Senate Moving Forward With Appropriations Bill Covering Social Security

     From the summary of a bill pending before the Senate Appropriations Committee:
Social Security Administration (SSA): The bill includes nearly $12 billion, an increase of $534 million, for SSA’s administrative expenses. This includes a $441 million increase for program integrity activities and a $93 million increase in core administrative expenses for SSA to keep pace with an aging population and record-high workloads.
     This bill was marked up in Subcommittee yesterday. It will now go to the full committee.
     The House of Representatives has yet to produce a draft appropriations bill covering Social Security. However, the House's budget plan for the Labor-HHS appropriations, the one that covers Social Security, is 25.9% lower than the Senate Labor-HHS appropriation bill.
     The Senate bill would worsen service at Social Security. A 25.9% decrease in Social Security's operating budget would lead to unimaginable consequences.

7 comments:

Anonymous said...

I think there is a typo in this story. The House bill "would worsen services" - not the Senate bill.

Anonymous said...

Perhaps there is another typo. "Unimaginable" Through the cuts, hiring freeze, and drama SSA continues to perform at a very high level. Vast majority of claims cleared timely, backlogs manageable, (ODAR aside which was long a problem when things were flush). Fraud, waste and exec spending still needs attention and control.

Anonymous said...

Sure, claims are cleared "timely"--which means as quickly as possible, regardless of quality or accuracy. Oversight is virtually non-existent. "Backlogs manageable"?? In what parallel universe? I guess if drawers full of unworked post-entitlement work is the definition of "manageable", then it's being "managed", okay.

Anonymous said...

yeah, not to mention that the poor field office employees are so frazzled and overworked...
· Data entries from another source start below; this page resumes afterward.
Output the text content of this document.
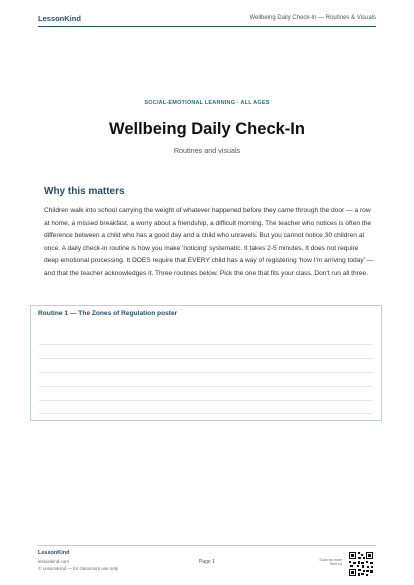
LessonKind	Wellbeing Daily Check-In — Routines & Visuals
SOCIAL-EMOTIONAL LEARNING · ALL AGES
Wellbeing Daily Check-In
Routines and visuals
Why this matters

Children walk into school carrying the weight of whatever happened before they came through the door — a row at home, a missed breakfast, a worry about a friendship, a difficult morning. The teacher who notices is often the difference between a child who has a good day and a child who unravels. But you cannot notice 30 children at once. A daily check-in routine is how you make 'noticing' systematic. It takes 2-5 minutes. It does not require deep emotional processing. It DOES require that EVERY child has a way of registering 'how I'm arriving today' — and that the teacher acknowledges it. Three routines below. Pick the one that fits your class. Don't run all three.

Routine 1 — The Zones of Regulation poster
LessonKind
lessonkind.com
© LessonKind — for classroom use only
Page 1	Scan for more from us
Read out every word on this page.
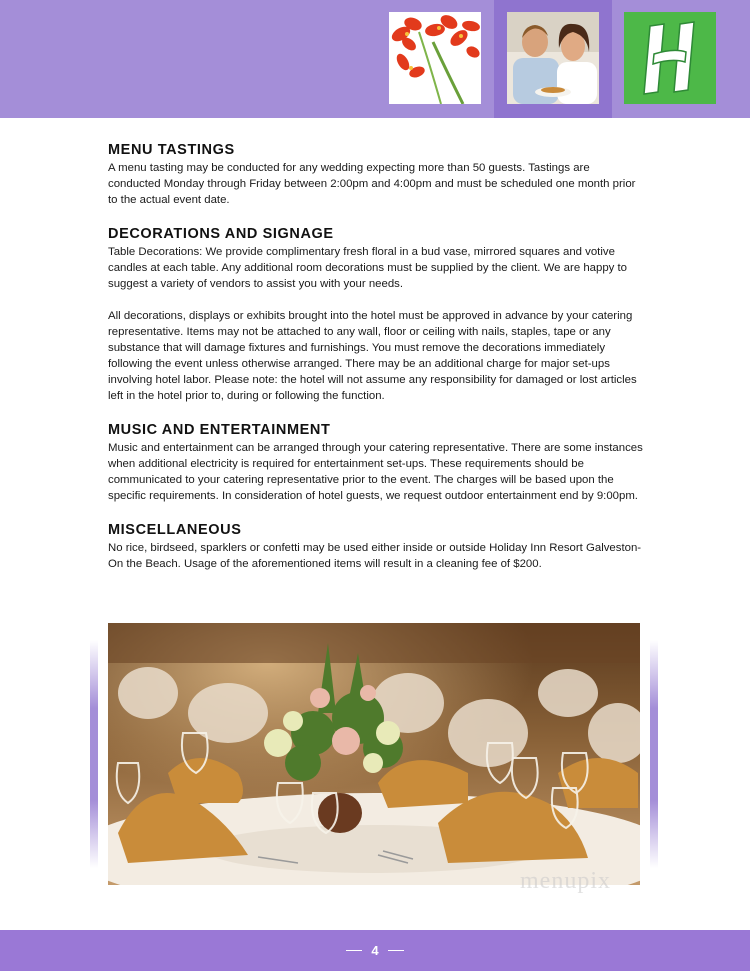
MENU TASTINGS

A menu tasting may be conducted for any wedding expecting more than 50 guests. Tastings are conducted Monday through Friday between 2:00pm and 4:00pm and must be scheduled one month prior to the actual event date.

DECORATIONS AND SIGNAGE

Table Decorations: We provide complimentary fresh floral in a bud vase, mirrored squares and votive candles at each table. Any additional room decorations must be supplied by the client. We are happy to suggest a variety of vendors to assist you with your needs.

All decorations, displays or exhibits brought into the hotel must be approved in advance by your catering representative. Items may not be attached to any wall, floor or ceiling with nails, staples, tape or any substance that will damage fixtures and furnishings. You must remove the decorations immediately following the event unless otherwise arranged. There may be an additional charge for major set-ups involving hotel labor. Please note: the hotel will not assume any responsibility for damaged or lost articles left in the hotel prior to, during or following the function.

MUSIC AND ENTERTAINMENT

Music and entertainment can be arranged through your catering representative. There are some instances when additional electricity is required for entertainment set-ups. These requirements should be communicated to your catering representative prior to the event. The charges will be based upon the specific requirements. In consideration of hotel guests, we request outdoor entertainment end by 9:00pm.

MISCELLANEOUS

No rice, birdseed, sparklers or confetti may be used either inside or outside Holiday Inn Resort Galveston-On the Beach. Usage of the aforementioned items will result in a cleaning fee of $200.

menupix
4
I work in ODAR, and I have people close to me who work in the field. The difference between the two is almost indescribable. We still are hiring (somewhat), and they aren't. ODAR is much better suited to do its work short-staffed than the field offices are, and yet the field is the one bleeding employees without reinforcements. The field is keeping up for now, but these boomers (at least the ones that are competent) are overworked and getting tired of it.
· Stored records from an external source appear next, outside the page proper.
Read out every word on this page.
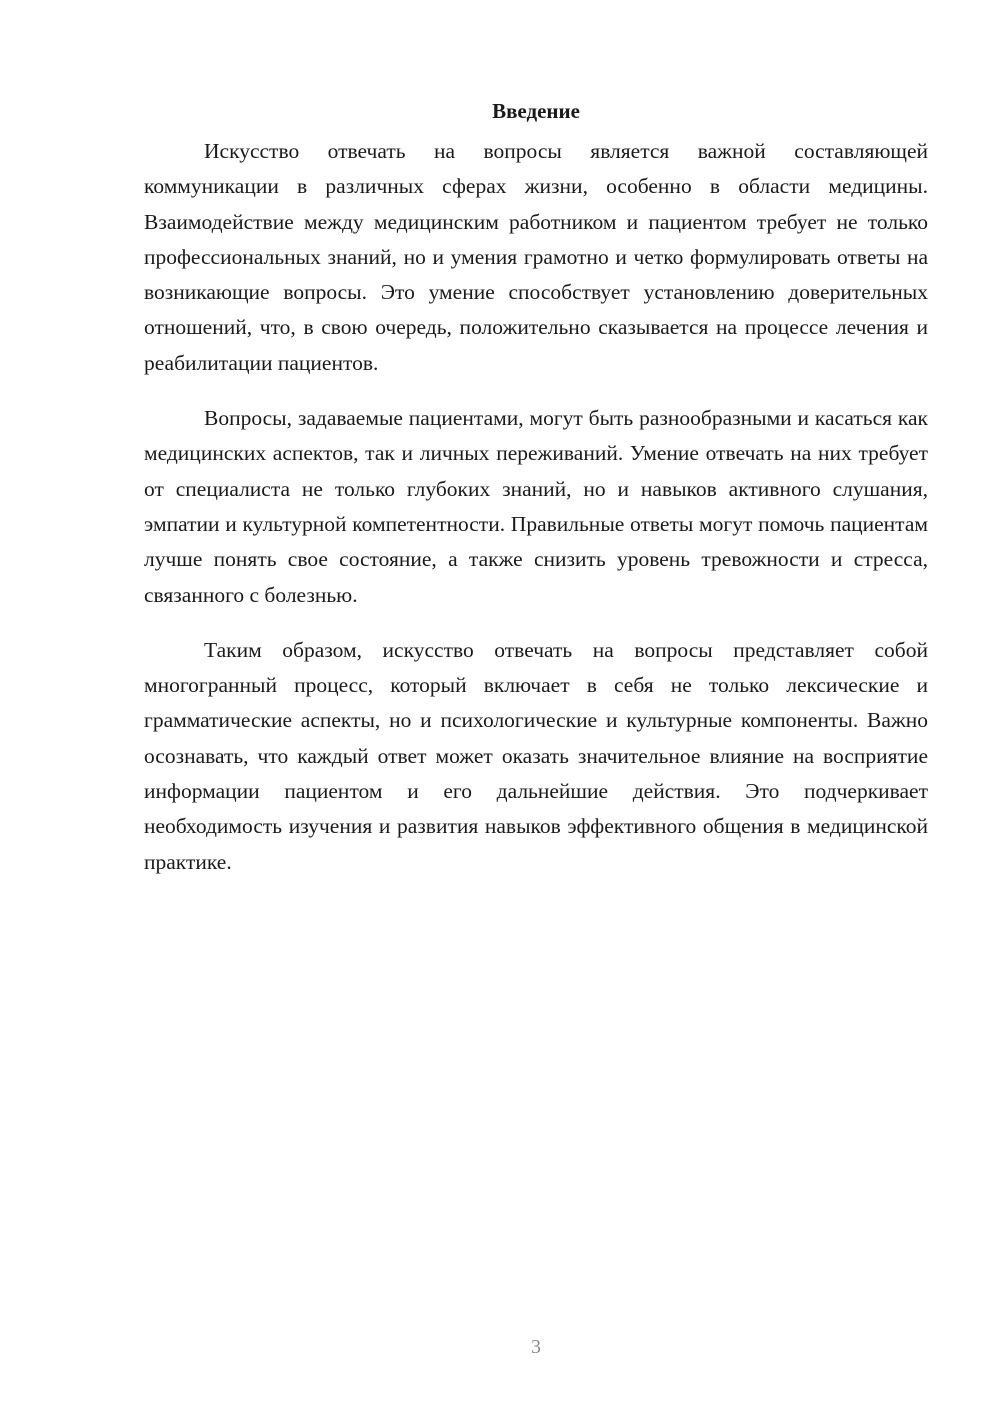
Введение

Искусство отвечать на вопросы является важной составляющей коммуникации в различных сферах жизни, особенно в области медицины. Взаимодействие между медицинским работником и пациентом требует не только профессиональных знаний, но и умения грамотно и четко формулировать ответы на возникающие вопросы. Это умение способствует установлению доверительных отношений, что, в свою очередь, положительно сказывается на процессе лечения и реабилитации пациентов.

Вопросы, задаваемые пациентами, могут быть разнообразными и касаться как медицинских аспектов, так и личных переживаний. Умение отвечать на них требует от специалиста не только глубоких знаний, но и навыков активного слушания, эмпатии и культурной компетентности. Правильные ответы могут помочь пациентам лучше понять свое состояние, а также снизить уровень тревожности и стресса, связанного с болезнью.

Таким образом, искусство отвечать на вопросы представляет собой многогранный процесс, который включает в себя не только лексические и грамматические аспекты, но и психологические и культурные компоненты. Важно осознавать, что каждый ответ может оказать значительное влияние на восприятие информации пациентом и его дальнейшие действия. Это подчеркивает необходимость изучения и развития навыков эффективного общения в медицинской практике.

3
I worry there will be a noticeable increase in retirements once that FERS provision regarding unused sick leave (counting 100% towards time in service for pension calculations as of 1/1/14) kicks in. That change will instantly give retirees the extra year or more of service time they previously planned on earning/could only earn by staying on the job.

Anonymous said...

I guess some would not be content until every aspect of spending by recipients is questioned and either authorized or said to be unauthorized and not allowed and for no reason at all outside of being mean spirited and hateful of those, who Conservatards view as worthless if disabled people and seniors are unable to work.

Anonymous said...

The dire projections won't be as bad as they seem. That being said, the agency needs more funding and manpower. Can you imagine what would be accomplished if you gave SSA 10-20 more thousand employees??? The backlogs could be wiped out and accuracy would almost certainly go up. Think about it - the civilian staff of the defense department has hundreds of thousands of workers. I don't want to bash defense but SSA is a huge undertaking and to think what the agency could do with more staff makes me wonder...

Anonymous said...

I know, I can hardly wait for the IRS to get another 16,000 workers. It will be wonderful, no one ever said.